2010/9/1 Sean Corfield <seancorfi...@gmail.com>:
> On Wed, Sep 1, 2010 at 12:33 AM, Laurent PETIT <laurent.pe...@gmail.com> 
> wrote:
>> Can you expand your thoughts ?
>
> Sure :)
>
> But I just read the link Greg posted about Gulliver and that's pretty
> much what I was thinking about.
>
> Some approaches to generating web apps in some languages / framework
> lean toward doing it in code - which means designers cannot work on
> the HTML. Some approaches take the opposite approach and strip
> everything dynamic out and expect you to apply some external magic to
> re-integrate the dynamic portions - again the HTML is incomplete and
> often HTML fragments are generated by code and designers cannot
> reasonably work with it.
>
> The ideal setup, in my opinion, after using all sorts of different web
> frameworks and languages over the last 14 years, is to have all the
> HTML in the template - code never generates HTML - and to have *some*
> markup in the HTML template to allow:
> * dynamic variable substitution
> * conditional selection
> * looping
> * including other templates (or some sort of 'wrapping' to make
> layouts with common elements easy to work with)

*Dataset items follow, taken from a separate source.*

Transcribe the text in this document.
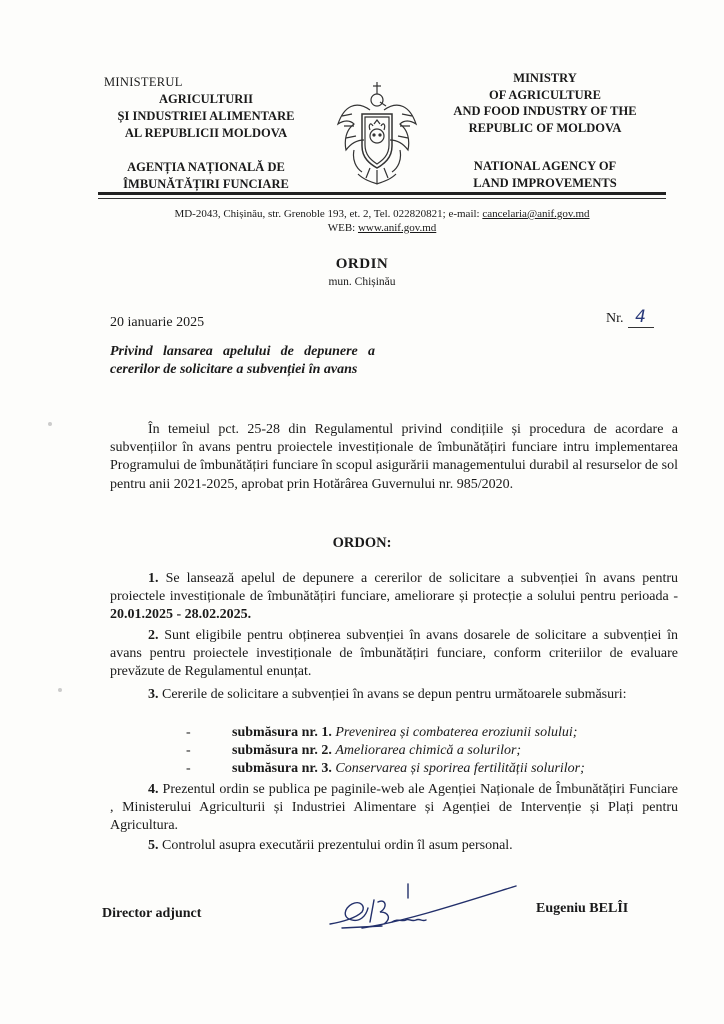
MINISTERUL
AGRICULTURII
ȘI INDUSTRIEI ALIMENTARE
AL REPUBLICII MOLDOVA
AGENȚIA NAȚIONALĂ DE
ÎMBUNĂTĂȚIRI FUNCIARE
MINISTRY
OF AGRICULTURE
AND FOOD INDUSTRY OF THE
REPUBLIC OF MOLDOVA
NATIONAL AGENCY OF
LAND IMPROVEMENTS
MD-2043, Chișinău, str. Grenoble 193, et. 2, Tel. 022820821; e-mail: cancelaria@anif.gov.md
WEB: www.anif.gov.md
ORDIN
mun. Chișinău
20 ianuarie 2025	Nr. 4
Privind lansarea apelului de depunere a cererilor de solicitare a subvenției în avans
În temeiul pct. 25-28 din Regulamentul privind condițiile și procedura de acordare a subvențiilor în avans pentru proiectele investiționale de îmbunătățiri funciare intru implementarea Programului de îmbunătățiri funciare în scopul asigurării managementului durabil al resurselor de sol pentru anii 2021-2025, aprobat prin Hotărârea Guvernului nr. 985/2020.
ORDON:
1. Se lansează apelul de depunere a cererilor de solicitare a subvenției în avans pentru proiectele investiționale de îmbunătățiri funciare, ameliorare și protecție a solului pentru perioada - 20.01.2025 - 28.02.2025.
2. Sunt eligibile pentru obținerea subvenției în avans dosarele de solicitare a subvenției în avans pentru proiectele investiționale de îmbunătățiri funciare, conform criteriilor de evaluare prevăzute de Regulamentul enunțat.
3. Cererile de solicitare a subvenției în avans se depun pentru următoarele submăsuri:
-	submăsura nr. 1. Prevenirea și combaterea eroziunii solului;
-	submăsura nr. 2. Ameliorarea chimică a solurilor;
-	submăsura nr. 3. Conservarea și sporirea fertilității solurilor;
4. Prezentul ordin se publica pe paginile-web ale Agenției Naționale de Îmbunătățiri Funciare , Ministerului Agriculturii și Industriei Alimentare și Agenției de Intervenție și Plați pentru Agricultura.
5. Controlul asupra executării prezentului ordin îl asum personal.
Director adjunct	Eugeniu BELÎI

Interestingly, after reading the above bullets, I first thought you
were describing what enlive is doing ! :)


>
> Designers find this easy to work with (as long as you keep the dynamic
> markup to a minimum). Developers find this easy to work with because
> they can keep HTML separate from code (and therefore focus on logic in
> their code).
>
> As for the comparison between Enlive and jQuery, the difference is
> that a) the JS code is 'visible' from the HTML (either inline or
> directly included) and b) many designers are familiar with JS and
> consider it part of the whole HTML / CSS / JS ecosphere. Note that
> wholesale rewriting of HTML on the fly with JS detracts from the
> ability of designers to work on templates.
>
> I guess a question I could ask is: how many people here build large
> HTML websites with embedded dynamic applications?
>
> I was the lead architect for macromedia.com - my team rebuilt it from
> HTML / BroadVision / Perl to HTML / ColdFusion. When we relaunched it
> in 2003, it had about a dozen web applications woven into the tens of
> thousands of HTML pages and during my time on that team it grew to
> about 50 web applications, some with Flash / Flex front ends.
>
> One benefit of CFML is the ability to use a single language within the
> HTML templates and for all of the backend logic. JSP tag libraries
> have become pretty sophisticated over the years and are getting closer
> to what you can do with CFML - but of course using Java on the backend
> means you lose the benefit of a dynamic scripting language that is
> compiled on the fly (so when developing you can just edit code then
> reload the page in your browser).
>
> The various dynamic scripting languages that have appeared recently -
> or at least experienced a surge in popularity - bring that benefit to
> the table and some of them have added the "minimal logic in HTML
> template" features to deal with large scale web application
> development.
>
> (and, yes, I'm very aware that there is a lot of terrible CFML code
> out there - that's the downside of having a web development language
> that is so easy to learn that non-programmers build large codebases...
> Visual Basic suffered from the same issue...)
> --
> Sean A Corfield -- (904) 302-SEAN
> Railo Technologies, Inc. -- http://getrailo.com/
> An Architect's View -- http://corfield.org/
>
> "If you're not annoying somebody, you're not really alive."